Malick Seck, General Manager for Africa at Ria Money Transfer, blame lack of competition in African countries for the relatively high transfer fees. “In most African countries only banks are authorised to do money transfer business, hence MTOs rely on banking networks to send and receive money,” he explained. Due to exclusivity agreements between MTOs and African banks, there was no competition, giving the banks the opportunity to charge high fees. 

However, the situation is improving with fees dropping to as low as 5 per cent to many countries, following the revocation of such exclusivity contracts. Nigeria, one of the latest countries to act on the issue, banned exclusive contracts between MTOs and banks last year. “Today most banks have two or three MTO partners to send and receive money, competition is more and hence prices from and to Africa have dropped substantially,” the Ria manager, who heads the company’s processing centre in Dakar, Senegal, confirmed.

On the issue of exchange rates, major MTOs now offer dollar pay-outs in African countries, where the authorities allow remitted money to be paid to recipients in foreign currency.

Increasingly, you do not need to go to an outlet of an MTO to send money to Africa today, a long way from the beginning when you have to physically visit an agent to carry out a remittance transaction. 

Complementary to the well-established traditional retail business, MTOs now offer consumers the flexibility to send money from the convenience of their home or office or from just about anywhere they may be, using a bank account and credit/debit card.
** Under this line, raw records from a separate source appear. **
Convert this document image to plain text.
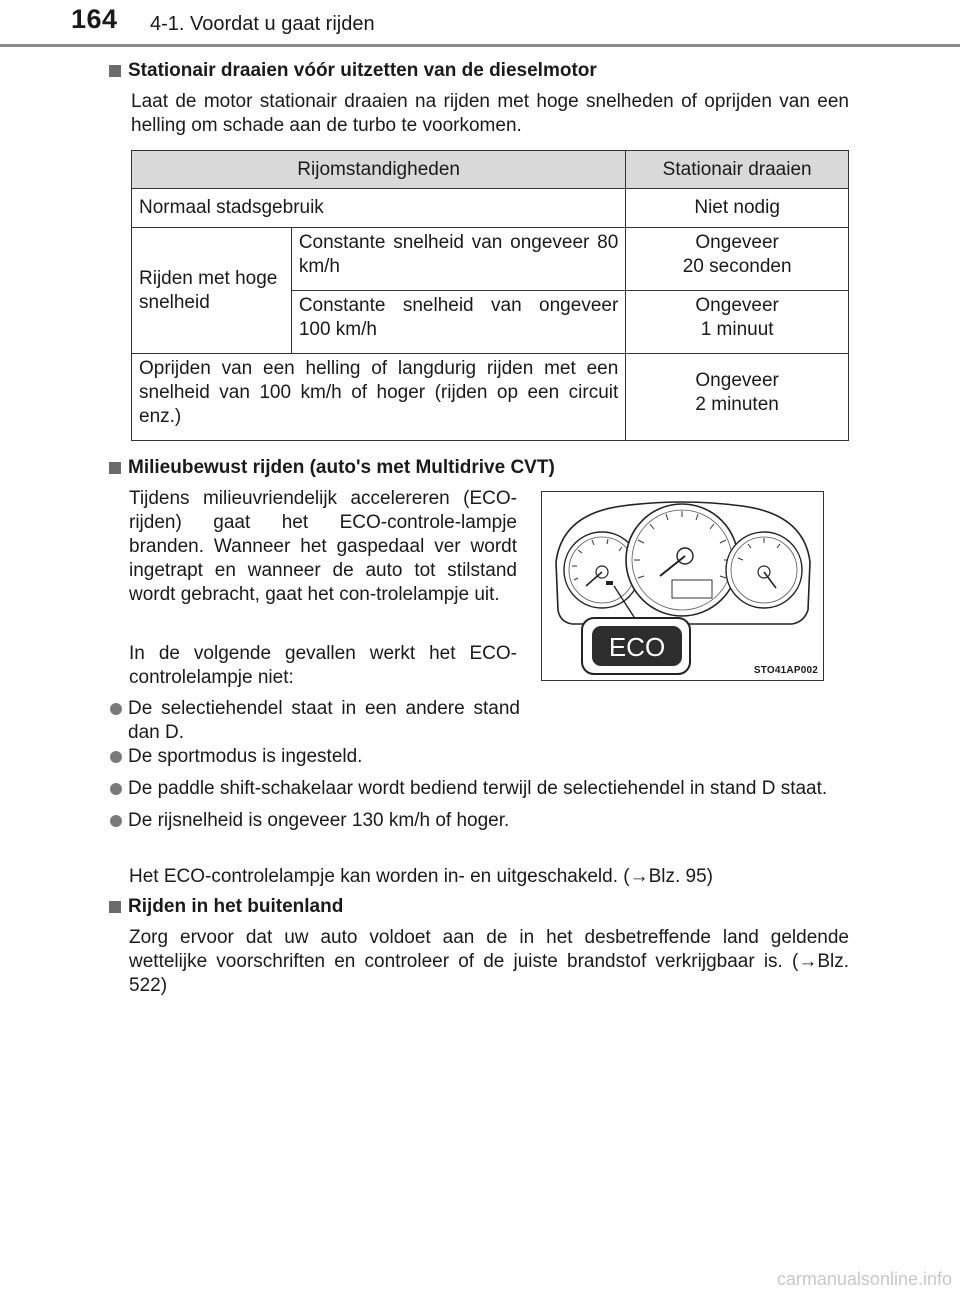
164 4-1. Voordat u gaat rijden
Stationair draaien vóór uitzetten van de dieselmotor
Laat de motor stationair draaien na rijden met hoge snelheden of oprijden van een helling om schade aan de turbo te voorkomen.
Rijomstandigheden		Stationair draaien
Normaal stadsgebruik		Niet nodig
Rijden met hoge snelheid	Constante snelheid van ongeveer 80 km/h	Ongeveer
20 seconden

	Constante snelheid van ongeveer 100 km/h	Ongeveer
1 minuut

Oprijden van een helling of langdurig rijden met een snelheid van 100 km/h of hoger (rijden op een circuit enz.)		Ongeveer
2 minuten
Milieubewust rijden (auto's met Multidrive CVT)
Tijdens milieuvriendelijk accelereren (ECO-rijden) gaat het ECO-controle-lampje branden. Wanneer het gaspedaal ver wordt ingetrapt en wanneer de auto tot stilstand wordt gebracht, gaat het con-trolelampje uit.
In de volgende gevallen werkt het ECO-controlelampje niet:
De selectiehendel staat in een andere stand dan D.
De sportmodus is ingesteld.
De paddle shift-schakelaar wordt bediend terwijl de selectiehendel in stand D staat.
De rijsnelheid is ongeveer 130 km/h of hoger.
Het ECO-controlelampje kan worden in- en uitgeschakeld. (→Blz. 95)
ECO
STO41AP002
Rijden in het buitenland
Zorg ervoor dat uw auto voldoet aan de in het desbetreffende land geldende wettelijke voorschriften en controleer of de juiste brandstof verkrijgbaar is. (→Blz. 522)
carmanualsonline.info
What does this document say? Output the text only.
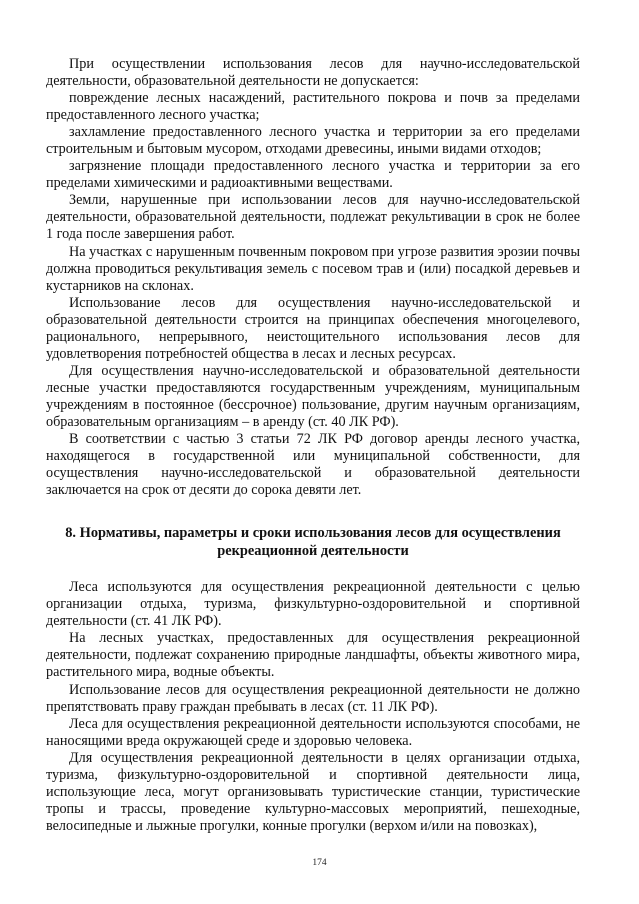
При осуществлении использования лесов для научно-исследовательской деятельности, образовательной деятельности не допускается:

повреждение лесных насаждений, растительного покрова и почв за пределами предоставленного лесного участка;

захламление предоставленного лесного участка и территории за его пределами строительным и бытовым мусором, отходами древесины, иными видами отходов;

загрязнение площади предоставленного лесного участка и территории за его пределами химическими и радиоактивными веществами.

Земли, нарушенные при использовании лесов для научно-исследовательской деятельности, образовательной деятельности, подлежат рекультивации в срок не более 1 года после завершения работ.

На участках с нарушенным почвенным покровом при угрозе развития эрозии почвы должна проводиться рекультивация земель с посевом трав и (или) посадкой деревьев и кустарников на склонах.

Использование лесов для осуществления научно-исследовательской и образовательной деятельности строится на принципах обеспечения многоцелевого, рационального, непрерывного, неистощительного использования лесов для удовлетворения потребностей общества в лесах и лесных ресурсах.

Для осуществления научно-исследовательской и образовательной деятельности лесные участки предоставляются государственным учреждениям, муниципальным учреждениям в постоянное (бессрочное) пользование, другим научным организациям, образовательным организациям – в аренду (ст. 40 ЛК РФ).

В соответствии с частью 3 статьи 72 ЛК РФ договор аренды лесного участка, находящегося в государственной или муниципальной собственности, для осуществления научно-исследовательской и образовательной деятельности заключается на срок от десяти до сорока девяти лет.

8. Нормативы, параметры и сроки использования лесов для осуществления рекреационной деятельности

Леса используются для осуществления рекреационной деятельности с целью организации отдыха, туризма, физкультурно-оздоровительной и спортивной деятельности (ст. 41 ЛК РФ).

На лесных участках, предоставленных для осуществления рекреационной деятельности, подлежат сохранению природные ландшафты, объекты животного мира, растительного мира, водные объекты.

Использование лесов для осуществления рекреационной деятельности не должно препятствовать праву граждан пребывать в лесах (ст. 11 ЛК РФ).

Леса для осуществления рекреационной деятельности используются способами, не наносящими вреда окружающей среде и здоровью человека.

Для осуществления рекреационной деятельности в целях организации отдыха, туризма, физкультурно-оздоровительной и спортивной деятельности лица, использующие леса, могут организовывать туристические станции, туристические тропы и трассы, проведение культурно-массовых мероприятий, пешеходные, велосипедные и лыжные прогулки, конные прогулки (верхом и/или на повозках),

174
Products such as direct-to-account transfer, online transfer and debit-card based transfer have become well established in both sender and receiving countries. 

For example, customers can now remit money directly into the bank accounts of the recipients either through online transfer or by visiting the agents of MTOs such as Ria Money Transfer and Western Union.

With the rise of the Internet, several online payment services have also emerged.

“Demand for online money transfer is growing and we are proud to offer a secure, user-friendly platform to our customers,” said Juan Bianchi, President and Chief Executive Officer of RIA Money Transfer, in September 2013 while launching the company’s digital transfer service. Western Union had pioneered the online remittance services in 2010, thereby offering the possibility of transferring money from your bank account or credit card to the recipient on your computer.

To get a share of the profitable remittance business, African banks offer citizens abroad the possibility of opening the so-called Non-Resident National accounts, denominated in the foreign currency of the holder’s choice. Money can be sent into the account from the countries of residence and withdrawn locally in foreign currency.

The most recent entrant to the market is mobile money transfer (MMT). Several MTOs are currently developing, in collaboration with mobile phone providers, MMT services that will enable consumers to remit and receive money with their cell phones. The technology is being used widely in Kenya. The M-Pesa mobile money transfer system, which allows clients to send and receive cash with their phones, has been popular in East Africa, and is now spreading to other parts of the continent. 

Western Union already offers mobile money transfer services to Kenya, Madagascar, Tanzania and Uganda, whereby you can send money directly to the mobile phone number of the recipient, who must have an activated mobile wallet.

Experts say MMT will in the near future become dominant in the market due to the ease of transaction and because it is potentially less expensive than other systems of money transfer, ultimately driving down remittance charges. If one is to believe the experts, people queuing at money transfer agents to fill in remittance forms could soon be a thing of the past.